Do momentu wypowiedzenia umowy, owszem. No i musisz mieć dałem w czasie rozciągnięty ten kredyt żeby mieć fabrycznie przychód z najmu znacząco wyższy niż ratę miesięczną. Bolałoby mnie ile odsetek będę musiał oddać bankowi. Wolę chyba skończyć swój kredyt spłacać w lat 10 i nadwyżki inwestować niż wskoczyć w dwa kredyty na 25lat
@emesc mówię o tym, żeby samemu najmować od kogoś, a swoje wynajmować. Nie masz dwóch rat, tylko jedną, a drugim kosztem jest najem.

I spłacanie kredytu przedwcześnie jest bez sensu z punktu widzenia inwestora, ponieważ hipoteka to najtańszy kredyt jaki możesz dostać. Lepiej obciążyć dom i kupić auto za gotówkę, niż kupować auto na kredyt/leasing.
@Silvervend ale ja nie mówię o braniu innego kredytu zamiast drugiego hipotecznego, nawet na auto.
No i pomysł wynajmu mieszkania gdy spłacasz własne to też trudne bez sensu.
Mieszkasz u kogoś, w remont czy meble specjalnie nie zainwestujesz i nie urządzisz pod siebie. No i wyrzucasz pieniądze w błoto, to już drugi hipoteczny nawet na te 30 lat byłby chyba lepszy niż sam najem od kogoś?

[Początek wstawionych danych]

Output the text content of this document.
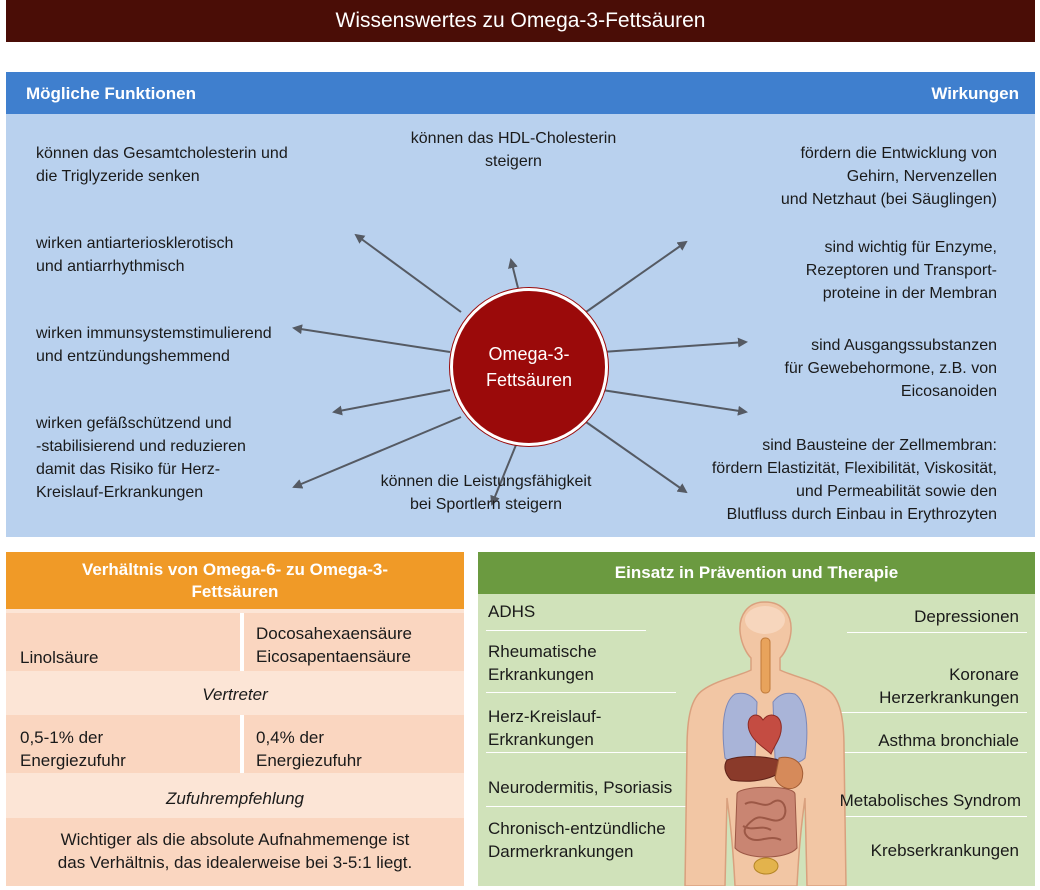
Wissenswertes zu Omega-3-Fettsäuren
Mögliche Funktionen	Wirkungen
Omega-3-
Fettsäuren
können das Gesamtcholesterin und
die Triglyzeride senken
wirken antiarteriosklerotisch
und antiarrhythmisch
wirken immunsystemstimulierend
und entzündungshemmend
wirken gefäßschützend und
-stabilisierend und reduzieren
damit das Risiko für Herz-
Kreislauf-Erkrankungen
können das HDL-Cholesterin
steigern
können die Leistungsfähigkeit
bei Sportlern steigern
fördern die Entwicklung von
Gehirn, Nervenzellen
und Netzhaut (bei Säuglingen)
sind wichtig für Enzyme,
Rezeptoren und Transport-
proteine in der Membran
sind Ausgangssubstanzen
für Gewebehormone, z.B. von
Eicosanoiden
sind Bausteine der Zellmembran:
fördern Elastizität, Flexibilität, Viskosität,
und Permeabilität sowie den
Blutfluss durch Einbau in Erythrozyten
Verhältnis von Omega-6- zu Omega-3-
Fettsäuren
Linolsäure
Docosahexaensäure
Eicosapentaensäure
Vertreter
0,5-1% der
Energiezufuhr
0,4% der
Energiezufuhr
Zufuhrempfehlung
Wichtiger als die absolute Aufnahmemenge ist
das Verhältnis, das idealerweise bei 3-5:1 liegt.
Einsatz in Prävention und Therapie
ADHS
Rheumatische
Erkrankungen
Herz-Kreislauf-
Erkrankungen
Neurodermitis, Psoriasis
Chronisch-entzündliche
Darmerkrankungen
Depressionen
Koronare
Herzerkrankungen
Asthma bronchiale
Metabolisches Syndrom
Krebserkrankungen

@emesc kupić nieruchomość, w której będziesz mieszkać, opłaca się dopiero w momencie, kiedy będziesz tam żyć 15+ lat. Ja sobie nie wyobrażam przywiązywać się do jednego miejsca na tak długo. Wolę kupić nieruchomość pod inwestycję w miejscu, gdzie będzie duży popyt i voila. Masz pewność, że nieruchomość będzie wynajęta i będziesz posiadać ją przez długi okres czasu, więc zgarniasz najlepszą śmietankę.

Najem to nie jest wywalanie kasy w błoto, bo płacisz za
@Silvervend po ilu miesięcznych czynszach pokryje wracaj niż prowizje z kupna/sprzedaży?
Zgadzam się że kupować warto jak jesteś faktycznie chcesz zakotwiczyć na dłużej. Mało osób jest na tyle mobilnych że faktycznie najem jest rozwiązaniem. W wieku 30+ już często chyba miejsce które rozważasz jako przystań na 5 lat i więcej będzie oznaczało że spokojnie tam zostaniesz dwa razy dłużej albo na stałe ( ͡~ ͜ʖ ͡°)
@emesc wszystko zależy od kogo kupujesz i w jakim banku bierzesz kredyt, a ten, w zależności od Twojego planu co do nieruchomości. I jak wiesz, że zakotwiczysz się na dłużej, to wiadomo, deal życia, bo jesteś swoim własnym klientem i "wynajmujesz" przez 100% czasu posiadania nieruchomości. Problem w tym, że obecnie jest coraz mniej pola do popisu, żeby mieć opcję zakotwiczenia się. Zmiana pracy, miasta czy państwa staje się powoli chlebem powszednim.